具体的な目標を掲げ、マニュアルの作成や各問題点の是正を進めます。

手順5: 運用体制の整備

試運用の実施や、運用担当者・監査担当者の選定、ISOに基づいた従業員教育など、運用体制の整備を行います。

手順6: システムの評価・改善

レビューや内部監査により運用結果を評価し、データ分析・検証を行い、必要に応じたシステム改善を行います。

認証機関による審査

システムが構築されたら、以下の手順で認証機関による審査を受けます。審査に合格すれば、ISO認証を取得できます。

手順1: 第一段階審査

認証機関が書類審査やシステム運用状況の確認を行います。合格すれば第二段階審査へ進みます。問題点を指摘された場合は、次の段階審査までに改善が求められます。

手順2: 第二段階審査

実地審査で、ISOの要求事項に合ったシステム運用ができているかを審査します。認証登録が妥当と判断されれば、後日認証登録が決定します。問題点が指摘された場合は、1~2ヶ月程度の間に改善を行い、担当者が報告します。

手順3: 登録証の発行

第二段階審査に合格した場合、登録証が発行されます。

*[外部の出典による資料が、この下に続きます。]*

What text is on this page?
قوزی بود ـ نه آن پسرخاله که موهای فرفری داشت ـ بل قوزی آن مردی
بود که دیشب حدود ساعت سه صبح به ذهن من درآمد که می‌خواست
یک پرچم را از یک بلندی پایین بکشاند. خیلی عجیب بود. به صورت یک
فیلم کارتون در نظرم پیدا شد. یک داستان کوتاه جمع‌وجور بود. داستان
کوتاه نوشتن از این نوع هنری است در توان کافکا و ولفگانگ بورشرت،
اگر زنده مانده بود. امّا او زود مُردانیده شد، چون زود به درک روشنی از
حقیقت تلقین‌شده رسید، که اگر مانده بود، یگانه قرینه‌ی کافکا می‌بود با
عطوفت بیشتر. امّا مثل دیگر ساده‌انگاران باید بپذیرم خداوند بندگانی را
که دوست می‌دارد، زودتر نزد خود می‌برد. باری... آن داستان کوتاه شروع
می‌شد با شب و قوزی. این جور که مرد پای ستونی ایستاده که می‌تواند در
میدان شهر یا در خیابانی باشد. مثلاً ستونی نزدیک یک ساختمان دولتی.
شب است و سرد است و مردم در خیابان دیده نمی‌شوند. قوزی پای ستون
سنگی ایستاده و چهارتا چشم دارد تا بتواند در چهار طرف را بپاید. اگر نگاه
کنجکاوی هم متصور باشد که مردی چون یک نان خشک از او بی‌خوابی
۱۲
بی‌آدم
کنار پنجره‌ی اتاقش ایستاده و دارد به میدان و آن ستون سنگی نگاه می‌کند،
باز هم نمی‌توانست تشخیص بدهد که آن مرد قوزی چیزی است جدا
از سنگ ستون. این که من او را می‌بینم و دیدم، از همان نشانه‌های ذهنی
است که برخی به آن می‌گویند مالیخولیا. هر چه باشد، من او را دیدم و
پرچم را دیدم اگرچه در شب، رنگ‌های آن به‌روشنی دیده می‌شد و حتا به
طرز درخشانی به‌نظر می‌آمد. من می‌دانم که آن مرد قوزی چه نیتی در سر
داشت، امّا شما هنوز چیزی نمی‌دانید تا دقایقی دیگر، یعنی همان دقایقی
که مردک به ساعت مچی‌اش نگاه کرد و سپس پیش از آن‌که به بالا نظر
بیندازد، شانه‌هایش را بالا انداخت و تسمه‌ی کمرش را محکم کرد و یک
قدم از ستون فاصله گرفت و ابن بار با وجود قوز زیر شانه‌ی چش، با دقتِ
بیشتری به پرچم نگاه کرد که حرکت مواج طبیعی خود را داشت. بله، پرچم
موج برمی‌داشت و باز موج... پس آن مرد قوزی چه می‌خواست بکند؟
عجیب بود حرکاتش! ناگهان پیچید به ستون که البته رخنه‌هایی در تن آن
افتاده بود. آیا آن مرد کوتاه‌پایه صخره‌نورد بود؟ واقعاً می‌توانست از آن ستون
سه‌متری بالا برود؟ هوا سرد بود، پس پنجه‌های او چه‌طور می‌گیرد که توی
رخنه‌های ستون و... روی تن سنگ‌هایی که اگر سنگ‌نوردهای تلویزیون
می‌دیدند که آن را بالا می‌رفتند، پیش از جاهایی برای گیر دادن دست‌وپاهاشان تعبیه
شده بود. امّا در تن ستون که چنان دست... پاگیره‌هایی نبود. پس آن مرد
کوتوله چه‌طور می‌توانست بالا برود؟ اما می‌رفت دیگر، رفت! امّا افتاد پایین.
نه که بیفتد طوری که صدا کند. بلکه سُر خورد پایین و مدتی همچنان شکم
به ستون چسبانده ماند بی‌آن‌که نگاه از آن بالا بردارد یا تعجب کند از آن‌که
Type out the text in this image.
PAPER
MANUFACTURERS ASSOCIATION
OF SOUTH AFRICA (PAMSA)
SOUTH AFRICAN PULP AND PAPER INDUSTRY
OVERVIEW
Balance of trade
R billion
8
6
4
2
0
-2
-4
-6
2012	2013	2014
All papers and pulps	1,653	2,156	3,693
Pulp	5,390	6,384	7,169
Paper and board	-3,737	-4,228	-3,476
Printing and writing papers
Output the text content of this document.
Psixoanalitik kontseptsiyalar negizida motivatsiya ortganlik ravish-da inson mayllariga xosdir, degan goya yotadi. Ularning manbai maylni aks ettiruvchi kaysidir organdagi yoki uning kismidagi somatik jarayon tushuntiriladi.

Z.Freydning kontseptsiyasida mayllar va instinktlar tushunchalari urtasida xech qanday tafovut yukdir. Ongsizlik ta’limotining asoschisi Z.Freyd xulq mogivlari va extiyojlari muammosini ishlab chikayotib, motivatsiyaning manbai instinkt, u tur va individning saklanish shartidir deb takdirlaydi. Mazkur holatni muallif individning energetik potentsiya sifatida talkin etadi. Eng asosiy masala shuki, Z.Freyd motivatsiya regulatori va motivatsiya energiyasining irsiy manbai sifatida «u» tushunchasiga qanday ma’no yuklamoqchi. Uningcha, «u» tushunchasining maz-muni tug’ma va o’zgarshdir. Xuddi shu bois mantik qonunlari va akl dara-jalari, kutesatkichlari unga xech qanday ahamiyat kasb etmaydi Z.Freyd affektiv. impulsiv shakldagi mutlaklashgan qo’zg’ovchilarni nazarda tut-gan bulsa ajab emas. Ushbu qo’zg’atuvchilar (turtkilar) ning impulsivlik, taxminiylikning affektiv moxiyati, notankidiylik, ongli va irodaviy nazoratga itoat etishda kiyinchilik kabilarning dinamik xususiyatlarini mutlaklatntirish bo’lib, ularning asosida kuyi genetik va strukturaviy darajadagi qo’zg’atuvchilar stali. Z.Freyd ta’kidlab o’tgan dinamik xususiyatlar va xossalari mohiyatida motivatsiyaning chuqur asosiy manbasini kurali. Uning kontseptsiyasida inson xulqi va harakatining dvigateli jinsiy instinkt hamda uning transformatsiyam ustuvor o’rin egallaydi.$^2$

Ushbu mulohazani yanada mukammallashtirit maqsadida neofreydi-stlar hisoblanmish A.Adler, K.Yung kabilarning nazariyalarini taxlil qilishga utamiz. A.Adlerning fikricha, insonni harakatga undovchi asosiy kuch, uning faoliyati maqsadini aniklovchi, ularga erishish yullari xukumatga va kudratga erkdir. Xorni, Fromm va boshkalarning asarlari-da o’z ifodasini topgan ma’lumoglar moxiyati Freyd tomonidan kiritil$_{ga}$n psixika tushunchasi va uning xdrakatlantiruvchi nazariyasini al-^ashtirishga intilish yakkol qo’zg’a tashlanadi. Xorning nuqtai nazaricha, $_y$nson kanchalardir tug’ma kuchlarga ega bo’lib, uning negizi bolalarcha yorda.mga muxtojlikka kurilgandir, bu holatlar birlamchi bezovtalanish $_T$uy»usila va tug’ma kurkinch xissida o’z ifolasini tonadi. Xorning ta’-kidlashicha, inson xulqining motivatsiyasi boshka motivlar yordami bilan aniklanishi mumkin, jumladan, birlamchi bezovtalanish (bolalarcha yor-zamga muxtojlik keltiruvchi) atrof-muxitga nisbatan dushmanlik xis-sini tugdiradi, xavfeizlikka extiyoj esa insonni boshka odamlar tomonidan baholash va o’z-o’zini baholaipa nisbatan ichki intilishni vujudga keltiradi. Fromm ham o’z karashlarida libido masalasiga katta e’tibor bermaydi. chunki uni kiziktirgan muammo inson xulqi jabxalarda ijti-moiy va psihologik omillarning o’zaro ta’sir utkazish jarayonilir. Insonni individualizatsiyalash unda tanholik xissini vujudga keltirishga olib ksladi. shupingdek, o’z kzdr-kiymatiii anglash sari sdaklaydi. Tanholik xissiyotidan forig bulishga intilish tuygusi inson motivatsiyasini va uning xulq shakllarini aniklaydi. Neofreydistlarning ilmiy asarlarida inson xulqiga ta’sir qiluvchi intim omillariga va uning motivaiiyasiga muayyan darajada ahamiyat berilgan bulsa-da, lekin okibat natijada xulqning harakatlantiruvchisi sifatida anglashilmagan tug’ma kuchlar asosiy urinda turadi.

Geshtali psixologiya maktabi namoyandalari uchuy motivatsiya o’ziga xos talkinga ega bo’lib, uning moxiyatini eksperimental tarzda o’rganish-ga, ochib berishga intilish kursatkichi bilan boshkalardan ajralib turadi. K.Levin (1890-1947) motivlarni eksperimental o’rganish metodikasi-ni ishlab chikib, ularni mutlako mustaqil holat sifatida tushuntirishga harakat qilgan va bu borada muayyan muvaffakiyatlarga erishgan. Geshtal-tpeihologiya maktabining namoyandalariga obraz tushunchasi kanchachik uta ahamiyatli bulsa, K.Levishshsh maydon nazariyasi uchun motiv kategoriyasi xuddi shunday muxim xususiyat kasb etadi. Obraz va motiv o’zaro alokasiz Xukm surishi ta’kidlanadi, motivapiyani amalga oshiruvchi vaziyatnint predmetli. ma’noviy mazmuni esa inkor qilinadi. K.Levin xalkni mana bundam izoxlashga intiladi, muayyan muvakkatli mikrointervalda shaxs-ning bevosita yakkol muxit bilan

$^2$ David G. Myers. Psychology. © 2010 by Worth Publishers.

ただし、認証登録の有効期間は3年間であり、認証を維持するためには定期的に審査を受け、合格する必要があります。

まとめ

ISO認証の取得は、より良い品質の製品やサービスを生み出すだけでなく、労働環境の改善や環境保全の向上、食品・情報・医療の安全確保など、多様な分野における有益なシステム構築を支援します。認証取得システムの構築は、企業だけでなく従業員や消費者にとっても利益となるでしょう。ただし、ISO認証は取得後の維持が重要であり、これには労力が必要です。計画的な認証取得とシステム運用、そして認証維持を図り、業務の継続的改善を続けることが求められます。